Nous allons aussi constituer un groupe de travail pour créer un module de formation de moins de trente minutes à destination de toutes les catégories professionnelles (petite enfance, éducation nationale, médico-social, police, justice) pour donner les bases sur l’autisme et l’ensemble des troubles du neurodéveloppement. Tous les professionnels peuvent monter en compétence sur ces sujets. Ça participe à la déstigmatisation de ces publics.
L’introduction d’équipes médico-sociales dans l’école est-elle une solution aux difficultés actuelles ?
Il faut que l’éducation nationale ouvre ses portes, avec des équipes pluridisciplinaires qui viennent en appui de l’école.
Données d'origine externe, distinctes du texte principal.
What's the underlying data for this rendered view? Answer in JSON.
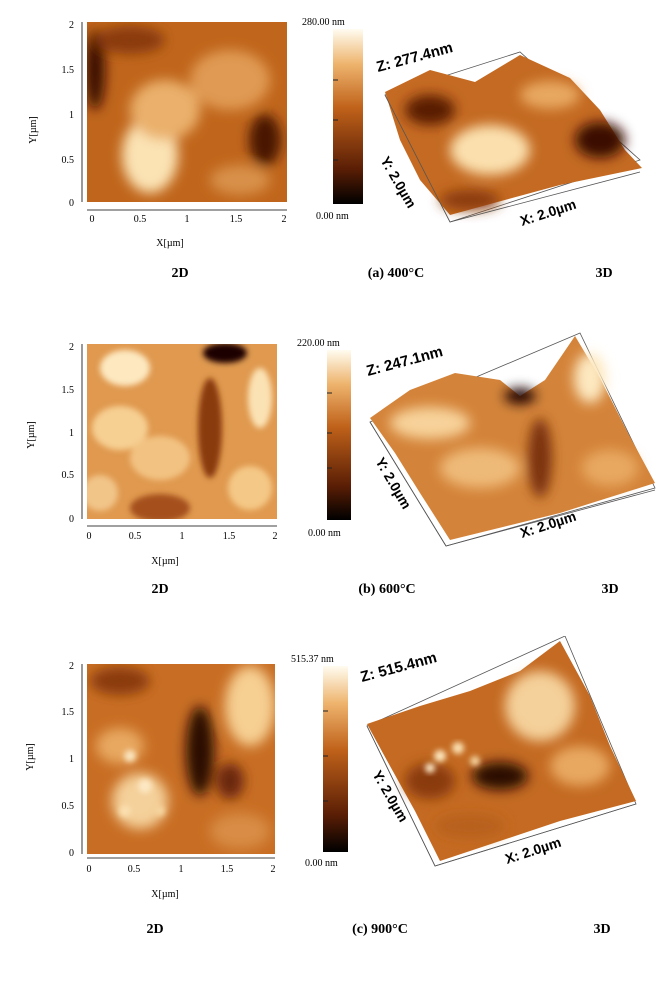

Et il ne faut pas oublier les professions très spécialisées comme les psychomotriciens, les ergothérapeutes, les orthophonistes, qui peuvent aussi changer le quotidien des enfants.
Trois cent quatre-vingts dispositifs (des unités d’enseignement autisme et des dispositifs d’autorégulation) vont ouvrir d’ici 2027. Mais je ne m’interdis pas de les repenser, parce que chacun répond à chaque fois à un nouveau besoin ; il faut plus de synergies. Je veux aussi qu’on puisse mesurer très finement l’intégration des enfants en classe ordinaire, il ne s’agit pas juste de mettre un dispositif et de dire «ils sont dans les écoles». Et j’aurai une vigilance sur les instituts médico-éducatifs (IME), pour m’assurer que les enfants qui y sont scolarisés ne pourraient pas bénéficier d’une scolarité en milieu ordinaire. Il faut tout faire pour qu’il y ait une réévaluation permanente. Quand un enfant entre en IME, je souhaite qu’il n’ait plus automatiquement un parcours linéaire, en allant ensuite dans des établissements spécialisés pour adultes. Il n’y a pas de plafond de verre, tous les enfants peuvent progresser.